La sinistra tra vecchie cordate e nuovi tweet

Acquisizione a schermo intero 10092014 133251.bmpL’introduzione delle primarie in Italia si deve al partito democratico. E tuttavia il partito democratico non ha ancora deciso che cosa le primarie siano: se una regola che il partito segue, e in quali circostanze, o invece uno strumento di lotta politica, e un modo per regolare i conti fra gruppi dirigenti del partito. Se infatti fossero una regola non potrebbero venire ogni volta in discussione, e invece puntualmente accade che la discussione si accenda furiosa, in particolare quando si abbandona il palcoscenico nazionale e si entra nella selva selvaggia ed aspra e forte delle primarie per i comuni, le province, le regioni. Le regionali 2015 in Campania non fanno eccezione: il Pd ignora ancora il se ed il quando. Il che però non toglie che alla decisione su come e se tenerle si cerchi di giungere da una parte o dall’altra attraverso comunicati, colpi di mano, iniziative più o meno estemporanee, dichiarazioni, posizionamenti, fughe di notizie: nulla del vasto repertorio della tattica politica ci viene risparmiato. Ma la situazione, dopo tutto, è abbastanza semplice. Il sindaco di Salerno, Vincenzo De Luca, vuole fortissimamente le primarie, e fino a qualche tempo fa lasciava intendere che se non si facessero sarebbero pronto a candidarsi ugualmente: che è un modo ben strano per stare in un partito e attendere le decisioni dei suoi organi collegiali. Ma si sa: il personaggio è irruento. Una larga fetta del Pd, però, De Luca proprio non lo vuole, e lavora a opporgli l’europarlamentare Pina Picierno. La quale, dal canto suo, un po’ si schermisce e un po’ no, ma in realtà è pronta a scendere in campo, anzi in fonderia, a patto però che cali un’esplicita investitura dall’alto (cioè da Renzi). Ma al momento l’investitura non c’è, il che rende possibile immaginare altri nomi. Quello di Andrea Cozzolino, per esempio, che dovrebbe rompere gli indugi prima della kermesse di fine settembre convocata dai renziani, e sparigliare i giochi. O nomi che dovrebbe fare direttamente Roma: nomi autorevoli, indiscutibili, di quelli che costringono a rimettere le primarie (le regole?) nel cassetto. Per evitare che invece degli indugi si rompa per l’ennesima volta il Pd.

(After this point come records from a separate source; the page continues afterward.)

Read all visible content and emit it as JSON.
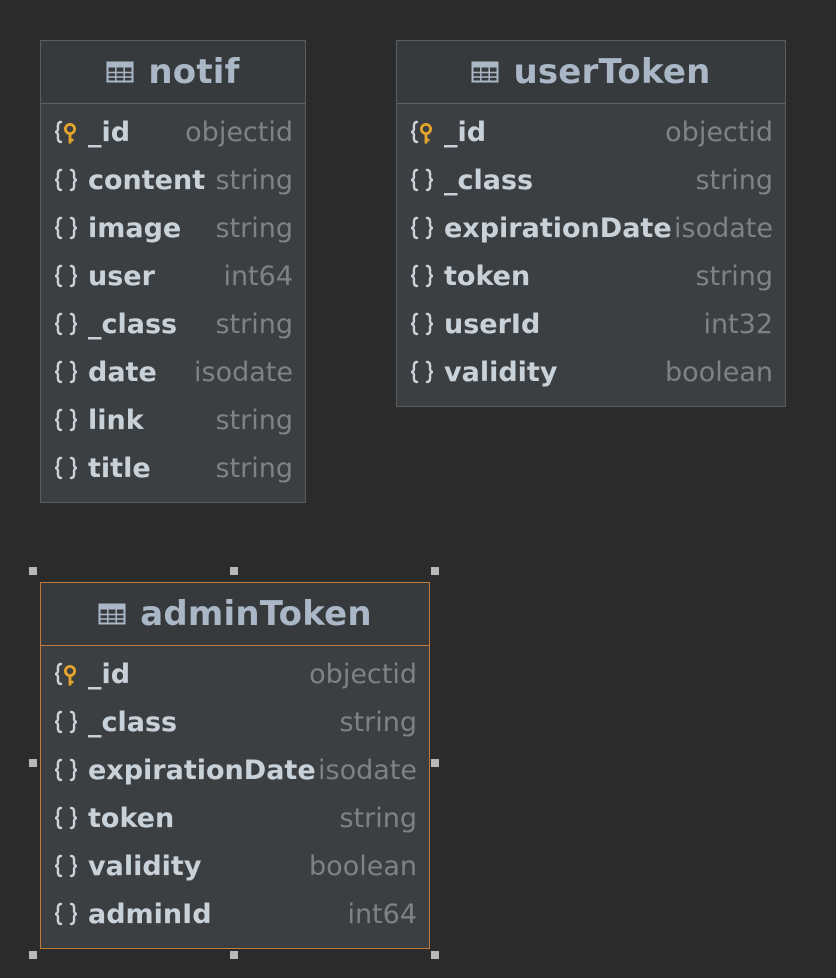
{
  "entities": [
    {
      "id": "notif",
      "name": "notif",
      "selected": false,
      "fields": [
        {
          "name": "_id",
          "type": "objectid",
          "key": true
        },
        {
          "name": "content",
          "type": "string",
          "key": false
        },
        {
          "name": "image",
          "type": "string",
          "key": false
        },
        {
          "name": "user",
          "type": "int64",
          "key": false
        },
        {
          "name": "_class",
          "type": "string",
          "key": false
        },
        {
          "name": "date",
          "type": "isodate",
          "key": false
        },
        {
          "name": "link",
          "type": "string",
          "key": false
        },
        {
          "name": "title",
          "type": "string",
          "key": false
        }
      ]
    },
    {
      "id": "userToken",
      "name": "userToken",
      "selected": false,
      "fields": [
        {
          "name": "_id",
          "type": "objectid",
          "key": true
        },
        {
          "name": "_class",
          "type": "string",
          "key": false
        },
        {
          "name": "expirationDate",
          "type": "isodate",
          "key": false
        },
        {
          "name": "token",
          "type": "string",
          "key": false
        },
        {
          "name": "userId",
          "type": "int32",
          "key": false
        },
        {
          "name": "validity",
          "type": "boolean",
          "key": false
        }
      ]
    },
    {
      "id": "adminToken",
      "name": "adminToken",
      "selected": true,
      "fields": [
        {
          "name": "_id",
          "type": "objectid",
          "key": true
        },
        {
          "name": "_class",
          "type": "string",
          "key": false
        },
        {
          "name": "expirationDate",
          "type": "isodate",
          "key": false
        },
        {
          "name": "token",
          "type": "string",
          "key": false
        },
        {
          "name": "validity",
          "type": "boolean",
          "key": false
        },
        {
          "name": "adminId",
          "type": "int64",
          "key": false
        }
      ]
    }
  ],
  "icons": {
    "table": "table-icon",
    "field": "braces-icon",
    "key": "key-icon"
  },
  "colors": {
    "background": "#2b2b2b",
    "entity_fill": "#3c3f41",
    "selection": "#c27a3a",
    "key": "#e5a42c"
  }
}
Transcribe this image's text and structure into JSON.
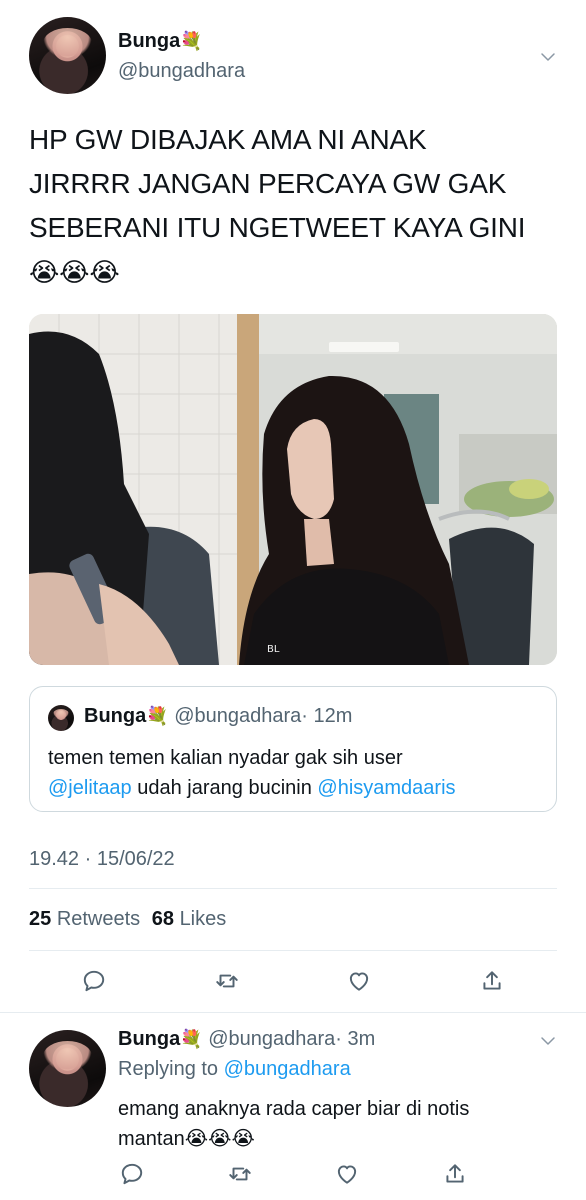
{
  "tweet": {
    "author_name": "Bunga",
    "author_emoji": "💐",
    "author_handle": "@bungadhara",
    "text_line1": "HP GW DIBAJAK AMA NI ANAK",
    "text_line2": "JIRRRR JANGAN PERCAYA GW GAK",
    "text_line3": "SEBERANI ITU NGETWEET KAYA GINI",
    "text_emojis": "😭😭😭",
    "timestamp": "19.42 · 15/06/22",
    "retweet_count": "25",
    "retweet_label": "Retweets",
    "like_count": "68",
    "like_label": "Likes"
  },
  "quote": {
    "author_name": "Bunga",
    "author_emoji": "💐",
    "author_handle": "@bungadhara",
    "time": "· 12m",
    "text_part1": "temen temen kalian nyadar gak sih user",
    "mention1": "@jelitaap",
    "text_part2": " udah jarang bucinin ",
    "mention2": "@hisyamdaaris"
  },
  "reply": {
    "author_name": "Bunga",
    "author_emoji": "💐",
    "author_handle": "@bungadhara",
    "time": "· 3m",
    "replying_label": "Replying to",
    "replying_to": "@bungadhara",
    "text_line1": "emang anaknya rada caper biar di notis",
    "text_line2": "mantan",
    "text_emojis": "😭😭😭"
  },
  "icons": [
    "chevron-down-icon",
    "reply-icon",
    "retweet-icon",
    "like-icon",
    "share-icon"
  ],
  "colors": {
    "accent": "#1d9bf0",
    "secondary_text": "#536471",
    "border": "#cfd9de"
  }
}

Tiriamo allora il fiato e ricominciamo. Però da un’altra parte. In tutto questo bailamme, infatti, non si riesce ancora a vedere quello che dovrebbe costruire il cuore della battaglia politica: una proposta, una visione, due o tre cose decisive sulle quali puntare, e le alleanze sociali e politiche da costruire per realizzarle. Il metodo e i tavoli, le commissioni e i tweet sono al centro del dibattito, ma di tutto il resto poco o nulla. Ad esempio, questo giornale ha denunciato in questi giorni che cosa significa oggi partorire a Napoli: non avere a disposizione strutture affidabili, che rispondano ai requisiti di legge e garantiscano nei reparti le condizioni operative che consentono di affrontare parti difficili, situazioni di emergenza. Che le cose vadano bene per le giovani mamme è quasi una scommessa: ce ne sarebbe, dunque, per parlare di sanità, della condizione della donna, delle diseguaglianze del paese. E per smuovere interessi consolidati che si incrostano sulla pelle dei cittadini. Ma niente: tutto tace.

Ancora: succede che si muoia accidentalmente, assurdamente, per paura o imperizia, e che un quartiere intero di una città sempre più divisa a pezzi metta in piazza tutto il proprio disagio, la propria disperazione, il senso di una condizione irredenta e irredimibile, senza alcuna speranza di riscatto sociale, solo rabbia e rassegnazione. Ma anche in questo caso nessuno riesce a metter su qualcosa che somigli a una proposta seria, effettiva, concreta. Qualcosa che assegni ancora alla politica un’interlocuzione reale con i cittadini. Niente: tutto tace.

E si potrebbe continuare: con Bagnoli, con i fondi europei, con le politiche di sviluppo. Ma a che serve fare l’elenco? Il fatto è che la politica nel Mezzogiorno non prova più a costruire. Quel che al massimo riesce a costruire sono cordate politico-clientelari, somme di micronotabili – come giustamente li ha chiamati Mauro Calise – che non fanno altro che contendersi il fiero pasto. E se non micronotabili, una sventagliata di micro-dichiarazioni via twitter. Che per l’amor di Dio: vanno benissimo, ci passi il pomeriggio rimbalzando da una battuta all’altra e da un link all’altro. Quel che però non riesce a passare, è la sensazione che tutto questo non faccia avanzare la politica campana di un solo passo.